Итак, приход Хрущева на выставку «формалистов» в Манеже был в некоторой степени ответом на позорный афронт в карибских водах. Дадим отпор их тлетворным влияниям, и пусть знают, что большевики не сдаются! В московской публике, конечно, никто не трактовал события именно в этом ключе. Вообще никто толком не знал, что произошло под историческими сводами прибежища кавалергардов. Газеты, конечно, своим казенным языком долбали каких-то условных «формалистов» и «абстракционистов» и печатали письма трудящихся, дающих отпор молодым пакостникам из «мастерской Билютина»[14], чьих работ никто из трудящихся никогда не видел. В творческих кругах, однако, ходили слухи о безобразном поведении главы государства. Якобы орал на художников, обзывал их на свой манер «пидарасами».
Молодые поэты дружили с художниками. Ян Тушинский вдохновлялся их творчеством. «О, запах туши и гуаши, о, воздух ваших мастерских!» — писал он. Кукуш, закинув свою лермонтовскую голову, пел, обращаясь к ним: «Живописцы, окуните ваши кисти!» Роберт с Анной то и дело заваливались в студии, где после полуночи усаживались за стол и расходились под утро, где словно возрождался «Бубновый валет» или «Ослиный хвост», где издевались над Академией и МОСХом и где вот именно кучковались «хорошие ребята» — Юра Васильев и Олег Комов, Паша Никонов[15], а то и самые что ни на есть «ультралевые»: Борис Жутовский, трио скульпторов Лемперт[16], Силис и Сидур, ну и наконец гигант и кентавр, скульптор всех времен и народов Генрих Известнов. Никто из них еще за три дня до открытия супервыставки не имел о ней ни малейшего понятия, пока не начался телефонный трезвон и из мастерской в мастерскую не стали бегать какие-то порученцы с сенсационными сообщениями. Ребята, тащите холсты в Манеж! Супервыставка готовится! Точно известно, что сам Хрущ хочет ознакомиться с постсталинским искусством! Смотрите, не упустите шанс! В МОСХе говорят, что договора будут заключать прямо с ходу! Никто из полуголодных творцов и не помышлял, что их затягивают в суперпровокацию, высиженную вот именно в кабинете Килькичева.

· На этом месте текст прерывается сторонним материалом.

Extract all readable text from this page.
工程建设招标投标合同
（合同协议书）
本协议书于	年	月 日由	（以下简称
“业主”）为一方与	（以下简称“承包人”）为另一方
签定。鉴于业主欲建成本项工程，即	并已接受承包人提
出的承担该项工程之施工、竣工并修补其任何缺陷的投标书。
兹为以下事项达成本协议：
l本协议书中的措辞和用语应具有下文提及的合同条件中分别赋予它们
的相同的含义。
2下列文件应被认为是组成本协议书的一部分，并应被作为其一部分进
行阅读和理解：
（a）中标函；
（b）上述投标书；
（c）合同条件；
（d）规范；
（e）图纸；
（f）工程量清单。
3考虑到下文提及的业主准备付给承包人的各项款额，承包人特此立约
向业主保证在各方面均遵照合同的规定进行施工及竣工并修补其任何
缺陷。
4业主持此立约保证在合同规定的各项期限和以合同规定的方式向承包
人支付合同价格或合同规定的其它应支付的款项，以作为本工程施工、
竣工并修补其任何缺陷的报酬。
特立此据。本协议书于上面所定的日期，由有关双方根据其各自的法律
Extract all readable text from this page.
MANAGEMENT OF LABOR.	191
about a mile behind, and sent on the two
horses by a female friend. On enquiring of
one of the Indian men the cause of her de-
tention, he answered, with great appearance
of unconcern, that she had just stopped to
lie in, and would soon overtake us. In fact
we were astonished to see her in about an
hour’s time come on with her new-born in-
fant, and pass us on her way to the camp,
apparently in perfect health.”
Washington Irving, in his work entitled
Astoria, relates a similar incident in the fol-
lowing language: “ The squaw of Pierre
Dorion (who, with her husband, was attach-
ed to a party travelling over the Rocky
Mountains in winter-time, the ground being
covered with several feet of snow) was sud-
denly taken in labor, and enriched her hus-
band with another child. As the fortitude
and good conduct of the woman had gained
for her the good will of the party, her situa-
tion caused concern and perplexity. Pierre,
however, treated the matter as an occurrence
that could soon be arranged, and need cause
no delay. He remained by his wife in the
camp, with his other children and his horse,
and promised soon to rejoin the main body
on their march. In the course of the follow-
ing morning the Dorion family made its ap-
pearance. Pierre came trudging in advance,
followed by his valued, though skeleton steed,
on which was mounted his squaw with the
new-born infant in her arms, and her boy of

После погрома мрак опустился на их сырые подвалы и продувные чердаки. Народ сидел в сумеречном настроении, даже водка не шла. Говорили мало, но все-таки по каким-то клочкам разговоров можно было себе представить атмосферу словесной расправы.
Началось все с того момента, когда Хрущев после довольно долгого молчаливого шествия остановился перед большой картиной Фалька «Обнаженная». «Это где же вы такую женщину видели?! — взвизгнул он. — Товарищи, посмотрите на эту зеленую бабу! Где художник? Ага, вот он! Не стыдно вам так уродовать нашу советскую женщину? Вы же немолодой уже человек! Вы что, голых баб никогда не видели? Где вы такую зеленую бабу нашли? Уродуете нашу действительность?!» Никто так и не понял, к кому персонально обращается вождь, но все стояли вокруг драматическими истуканами[17]. С этого и пошло. Он останавливался почти у каждой большой картины и распалялся все больше и больше. «Килькичев, куда вы меня привели? Это же психиатричка! Только дегенераты такие картины рисуют! Ненормальные! Пидарасы! Пидарасы! Пидарасы!» По всей вероятности, он не знал слова «педерасты», а в «пидарасов» своих не вкладывал гомосексуальный смысл, а просто употреблял их как народное сквернословие по адресу всех ненормальных, несоветских.
Возле картины Нифонтова «Строители ГЭС» он перестал кричать своих «пидарасов». Довольно долго всматривался в трех суровых парней, изображенных фронтально на вершине дамбы с цепями крепления, переброшенными через плечо. За ними простирался сибирский простор, не менее суровый, чем выражение их лиц. Странным контрастом среди нагромождения темных туч светилась узкая лиловая полоса заката.
«Это что же, заключенные тут, что ли, изображены?» — довольно спокойным тоном спросил Хрущев. Стоящая за ним толпа сподвижников немедленно заволновалась. Он сделал жест рукой: дескать, подать сюда художника. Тот оказался рядом с картиной, молодой человек в свитере грубой вязки, весьма похожий на своих персонажей. «Заключенные сейчас на таких стройках не работают», — сказал тот и вроде бы пожал плечами. Глава правительства опять сорвался и едва ли не завизжал: «Я лучше вас знаю, где кто работает! Работают веселые здоровые люди, а не затаившиеся враги! Наша страна, ведомая партией Ленина, бодро идет вперед, а вы тут такой мрак развесили, как будто конец света приближается!»
17
Картина Р. Фалька была представлена на выставке в Манеже, но сам художник умер в 1958 г.